Conversations with Tyler

Hands down, my favorite podcast, bar none.

The word polymath is an understatement where Professor Cowen is concerned, and this manifests itself in various ways, but perhaps nowhere more so than in the podcast. I do not know too many people who will be able to hold an hour long conversation with people ranging from Martina Navratilova to Larry Summers, and in the process, more than hold their own.

Here’s what I like about the podcast in general: Tyler Cowen doesn’t interview the person he is talking to, he has a conversation with them. And while seemingly obvious, this needs mentioning for two reasons. One, the conversations are never confrontational, not even remotely so. If the guest indicates the slightest degree of discomfort while talking about a particular point, the conversation moves on.

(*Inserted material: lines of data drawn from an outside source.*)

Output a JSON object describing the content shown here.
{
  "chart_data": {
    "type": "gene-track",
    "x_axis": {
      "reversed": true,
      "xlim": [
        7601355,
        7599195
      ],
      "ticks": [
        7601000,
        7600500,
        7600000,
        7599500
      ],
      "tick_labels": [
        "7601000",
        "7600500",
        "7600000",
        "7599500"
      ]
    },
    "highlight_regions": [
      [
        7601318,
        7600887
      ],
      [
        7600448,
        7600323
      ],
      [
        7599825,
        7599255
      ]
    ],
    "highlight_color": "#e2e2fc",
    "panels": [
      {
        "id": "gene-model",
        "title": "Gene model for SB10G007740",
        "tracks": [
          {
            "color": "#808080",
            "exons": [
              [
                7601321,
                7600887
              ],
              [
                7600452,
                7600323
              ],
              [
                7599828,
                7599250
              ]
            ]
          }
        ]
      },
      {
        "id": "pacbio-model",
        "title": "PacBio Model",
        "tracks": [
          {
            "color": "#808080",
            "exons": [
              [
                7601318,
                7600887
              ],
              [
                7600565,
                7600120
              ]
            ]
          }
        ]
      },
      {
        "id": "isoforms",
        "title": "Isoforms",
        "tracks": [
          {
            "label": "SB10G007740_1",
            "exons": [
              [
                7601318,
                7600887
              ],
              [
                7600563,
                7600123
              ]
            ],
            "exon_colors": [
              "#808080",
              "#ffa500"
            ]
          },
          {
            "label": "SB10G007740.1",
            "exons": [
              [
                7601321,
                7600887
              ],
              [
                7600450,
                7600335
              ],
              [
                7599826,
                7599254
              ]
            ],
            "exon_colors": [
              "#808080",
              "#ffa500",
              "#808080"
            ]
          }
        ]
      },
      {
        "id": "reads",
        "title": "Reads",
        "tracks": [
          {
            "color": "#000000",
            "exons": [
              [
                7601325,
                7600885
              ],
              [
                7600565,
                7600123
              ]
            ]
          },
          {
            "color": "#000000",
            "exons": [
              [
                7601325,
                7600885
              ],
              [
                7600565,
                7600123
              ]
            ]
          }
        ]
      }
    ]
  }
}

Second, the conversation is a genuinely Cowenian celebration of that person’s oeuvre. In most episodes, but not all, there is a question about how Tyler Cowen thinks about what the person has tried to do in their career: what were the big questions that the person was trying to address? Is there therefore a common theme that emerges from that person’s career? In other words, the entire conversation has a unifying idea, around which other questions are built. The pertinent sections from the conversations with Dani Rodrik, Jeffrey Sachs, and Malcolm Gladwell are especially fun to listen to in this regard.

You should listen to this podcast to find out more about these people and find stuff you can consume (books, movies, paintings, articles, whatever) – but above all, you should listen to the podcast to learn how to have a conversation. Tyler Cowen learns through the conversation, and in the process, he teaches us how to learn by having a conversation. It’s a remarkable gift to bequeath.

Which episodes would I recommend in particular? The very first one, with Peter Thiel, the one with Dani Rodrik, and the ones with Fuschia Dunlop and Mark Miller (they’re Kill Bill 1&2, in a sense) are particularly good. But really, every single one of them is gold.